On Wed, 21 Sep 2022, Gang Li wrote:Hi,
cpuset confine processes to processor and memory node subsets.
When a process in cpuset triggers oom, it may kill a completely
irrelevant process on another numa node, which will not release any
memory for this cpuset.
It seems that `CONSTRAINT_CPUSET` is not really doing much these
days. Using CONSTRAINT_CPUSET, we can easily achieve node aware oom
killing by selecting victim from the cpuset which triggers oom.
Suggested-by: Michal Hocko <mhocko@xxxxxxxx>
Signed-off-by: Gang Li <ligang.bdlg@xxxxxxxxxxxxx>
Hmm, is this the right approach?
If a cpuset results in a oom condition, is there a reason why we'd need to
find a process from within that cpuset to kill? I think the idea is to
free memory on the oom set of nodes (cpuset.mems) and that can happen by
killing a process that is not a member of this cpuset.

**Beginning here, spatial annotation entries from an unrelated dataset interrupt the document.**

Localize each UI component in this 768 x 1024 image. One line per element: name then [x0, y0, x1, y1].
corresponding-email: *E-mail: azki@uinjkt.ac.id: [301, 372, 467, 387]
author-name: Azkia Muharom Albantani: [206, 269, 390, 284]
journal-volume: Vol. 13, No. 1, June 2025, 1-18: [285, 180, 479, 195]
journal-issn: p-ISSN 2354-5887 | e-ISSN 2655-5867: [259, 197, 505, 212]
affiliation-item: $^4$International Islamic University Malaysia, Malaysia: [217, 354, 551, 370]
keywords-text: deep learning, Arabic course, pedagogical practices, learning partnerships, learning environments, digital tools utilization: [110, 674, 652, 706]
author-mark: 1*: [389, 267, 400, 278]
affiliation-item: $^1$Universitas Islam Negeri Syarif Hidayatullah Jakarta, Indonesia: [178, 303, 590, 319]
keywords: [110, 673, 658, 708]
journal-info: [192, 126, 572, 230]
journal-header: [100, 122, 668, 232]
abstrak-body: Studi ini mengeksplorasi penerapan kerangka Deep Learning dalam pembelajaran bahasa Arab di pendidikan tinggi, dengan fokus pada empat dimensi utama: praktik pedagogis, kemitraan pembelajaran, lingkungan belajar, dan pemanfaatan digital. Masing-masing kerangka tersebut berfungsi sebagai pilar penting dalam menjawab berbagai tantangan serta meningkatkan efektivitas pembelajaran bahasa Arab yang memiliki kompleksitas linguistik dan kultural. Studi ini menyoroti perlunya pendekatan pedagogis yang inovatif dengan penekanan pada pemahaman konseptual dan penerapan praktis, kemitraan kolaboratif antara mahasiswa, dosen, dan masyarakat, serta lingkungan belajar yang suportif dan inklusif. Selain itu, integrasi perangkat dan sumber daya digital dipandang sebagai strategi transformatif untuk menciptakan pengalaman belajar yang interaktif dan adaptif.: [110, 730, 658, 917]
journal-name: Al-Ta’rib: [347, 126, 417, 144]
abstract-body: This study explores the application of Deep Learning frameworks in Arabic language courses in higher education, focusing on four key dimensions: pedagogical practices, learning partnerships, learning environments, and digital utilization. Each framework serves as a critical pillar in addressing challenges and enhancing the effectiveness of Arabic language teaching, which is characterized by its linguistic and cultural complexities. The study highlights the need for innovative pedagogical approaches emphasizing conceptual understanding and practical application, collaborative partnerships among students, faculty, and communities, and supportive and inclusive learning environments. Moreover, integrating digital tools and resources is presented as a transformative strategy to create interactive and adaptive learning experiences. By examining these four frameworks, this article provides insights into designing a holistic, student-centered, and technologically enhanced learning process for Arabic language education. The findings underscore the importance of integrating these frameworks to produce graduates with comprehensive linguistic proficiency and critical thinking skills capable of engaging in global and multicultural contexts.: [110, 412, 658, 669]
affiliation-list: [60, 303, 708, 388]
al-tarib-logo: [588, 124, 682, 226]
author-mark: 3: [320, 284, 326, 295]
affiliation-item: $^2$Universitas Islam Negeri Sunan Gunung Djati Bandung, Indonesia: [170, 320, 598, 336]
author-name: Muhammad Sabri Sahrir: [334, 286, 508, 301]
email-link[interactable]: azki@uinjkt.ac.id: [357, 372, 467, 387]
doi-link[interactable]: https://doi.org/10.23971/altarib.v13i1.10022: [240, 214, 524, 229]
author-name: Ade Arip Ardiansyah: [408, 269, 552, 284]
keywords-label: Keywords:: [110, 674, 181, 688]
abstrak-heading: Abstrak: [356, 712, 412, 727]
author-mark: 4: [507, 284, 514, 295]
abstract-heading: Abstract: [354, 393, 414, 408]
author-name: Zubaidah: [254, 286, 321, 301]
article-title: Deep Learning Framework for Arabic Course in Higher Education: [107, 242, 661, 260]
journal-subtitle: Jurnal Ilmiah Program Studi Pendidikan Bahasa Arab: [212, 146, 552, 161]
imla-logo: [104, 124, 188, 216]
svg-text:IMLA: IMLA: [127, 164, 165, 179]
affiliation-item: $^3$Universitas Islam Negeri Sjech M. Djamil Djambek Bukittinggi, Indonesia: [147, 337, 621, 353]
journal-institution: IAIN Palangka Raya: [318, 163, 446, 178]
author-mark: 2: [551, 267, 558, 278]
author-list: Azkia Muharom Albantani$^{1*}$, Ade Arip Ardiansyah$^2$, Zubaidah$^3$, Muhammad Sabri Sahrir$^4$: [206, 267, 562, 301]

I understand the challenges of creating a NUMA aware oom killer to target
memory that is actually resident on an oom node, but this approach doesn't
seem right and could actually lead to pathological cases where a small
process trying to fork in an otherwise empty cpuset is repeatedly oom
killing when we'd actually prefer to kill a single large process.